Leveraging Encoder-only Large Language Models for Mobile App Review Feature Extraction
Quim Motger, Alessio Miaschi, Felice Dell'Orletta, Xavier Franch, Jordi Marco
TL;DR
This paper addresses the challenge of extracting user-visible features from noisy mobile app reviews by reframing feature extraction as a supervised token-classification task using encoder-only LLMs. It introduces T-FREX, a baseline system and two extensions: extended pre-training on a large corpus of app reviews and an instance selection mechanism to reduce training data while preserving quality, including a CDIS-based approach for NER-style training. Empirical evaluation across multiple encoder-only models shows that extended pre-training and instance selection can improve functional correctness (precision, recall, and f_beta) and/or training efficiency, with XLNetlarge frequently providing the best in-domain performance and base models benefiting notably from data selection. The work provides ground-truth and extended datasets, publicly available models, and practical methods for integrating encoder-only LLMs into review-mining pipelines, offering actionable improvements for feature prioritization and sentiment analysis in mobile app contexts.
Abstract
Mobile app review analysis presents unique challenges due to the low quality, subjective bias, and noisy content of user-generated documents. Extracting features from these reviews is essential for tasks such as feature prioritization and sentiment analysis, but it remains a challenging task.

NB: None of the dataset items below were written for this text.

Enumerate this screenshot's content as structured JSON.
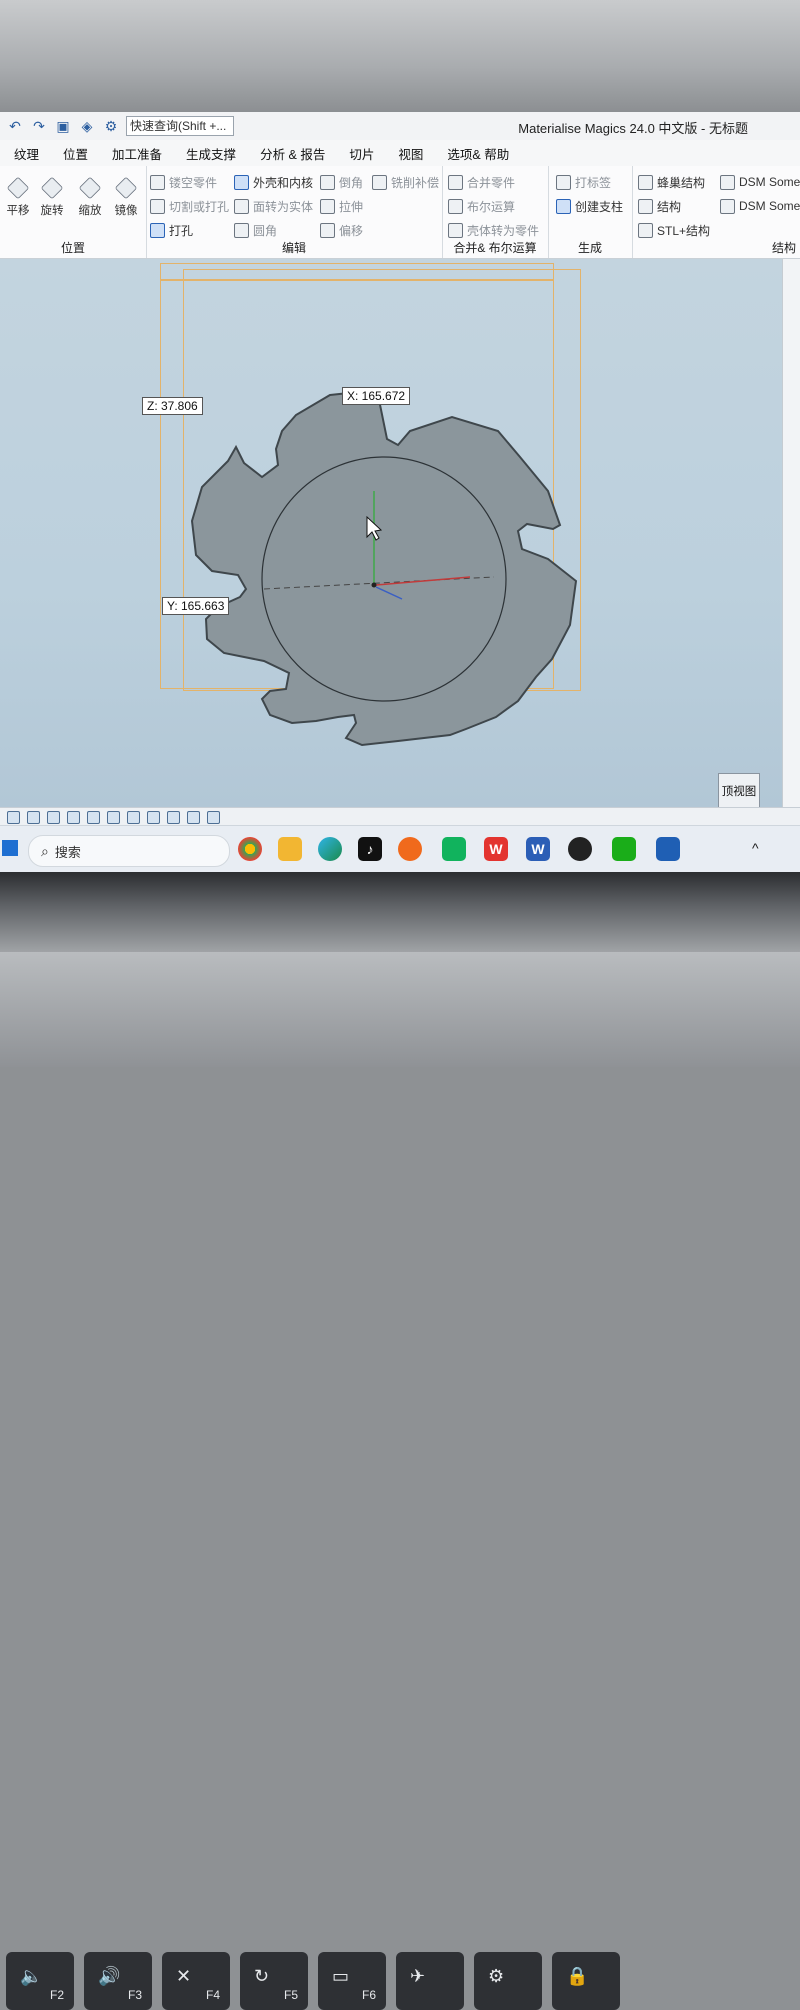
{
  "window": {
    "title": "Materialise Magics 24.0 中文版 - 无标题",
    "quick_search_placeholder": "快速查询(Shift +..."
  },
  "menu": [
    "纹理",
    "位置",
    "加工准备",
    "生成支撑",
    "分析 & 报告",
    "切片",
    "视图",
    "选项& 帮助"
  ],
  "ribbon": {
    "position": {
      "label": "位置",
      "buttons": [
        "平移",
        "旋转",
        "缩放",
        "镜像"
      ]
    },
    "edit": {
      "label": "编辑",
      "items": [
        "镂空零件",
        "外壳和内核",
        "倒角",
        "铣削补偿",
        "切割或打孔",
        "面转为实体",
        "拉伸",
        "打孔",
        "圆角",
        "偏移"
      ]
    },
    "boolean": {
      "label": "合并& 布尔运算",
      "items": [
        "合并零件",
        "布尔运算",
        "壳体转为零件"
      ]
    },
    "generate": {
      "label": "生成",
      "items": [
        "打标签",
        "创建支柱"
      ]
    },
    "structure": {
      "label": "结构",
      "items": [
        "蜂巢结构",
        "结构",
        "STL+结构",
        "DSM Some",
        "DSM Some"
      ]
    }
  },
  "viewport": {
    "dimensions": {
      "x": "X: 165.672",
      "y": "Y: 165.663",
      "z": "Z: 37.806"
    },
    "view_cube_label": "顶视图",
    "axis_label": "Z",
    "part_color": "#7f8a90",
    "bbox_color": "#e3b36a"
  },
  "taskbar": {
    "search_label": "搜索",
    "apps": [
      "windows-start",
      "chrome",
      "file-explorer",
      "edge",
      "tiktok",
      "search-app",
      "wechat-work",
      "wps",
      "word",
      "qq",
      "wechat",
      "magics"
    ]
  },
  "keyboard": {
    "keys": [
      "F2",
      "F3",
      "F4",
      "F5",
      "F6"
    ]
  }
}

Meanwhile, encoder-only models based on the Transformer architecture have shown promising results for classification and information extraction tasks for multiple software engineering processes. This study explores the hypothesis that encoder-only large language models can enhance feature extraction from mobile app reviews. By leveraging crowdsourced annotations from an industrial context, we redefine feature extraction as a supervised token classification task. Our approach includes extending the pre-training of these models with a large corpus of user reviews to improve contextual understanding and employing instance selection techniques to optimize model fine-tuning. Empirical evaluations demonstrate that this method improves the precision and recall of extracted features and enhances performance efficiency. Key contributions include a novel approach to feature extraction, annotated datasets, extended pre-trained models, and an instance selection mechanism for cost-effective fine-tuning. This research provides practical methods and empirical evidence in applying large language models to natural language processing tasks within mobile app reviews, offering improved performance in feature extraction.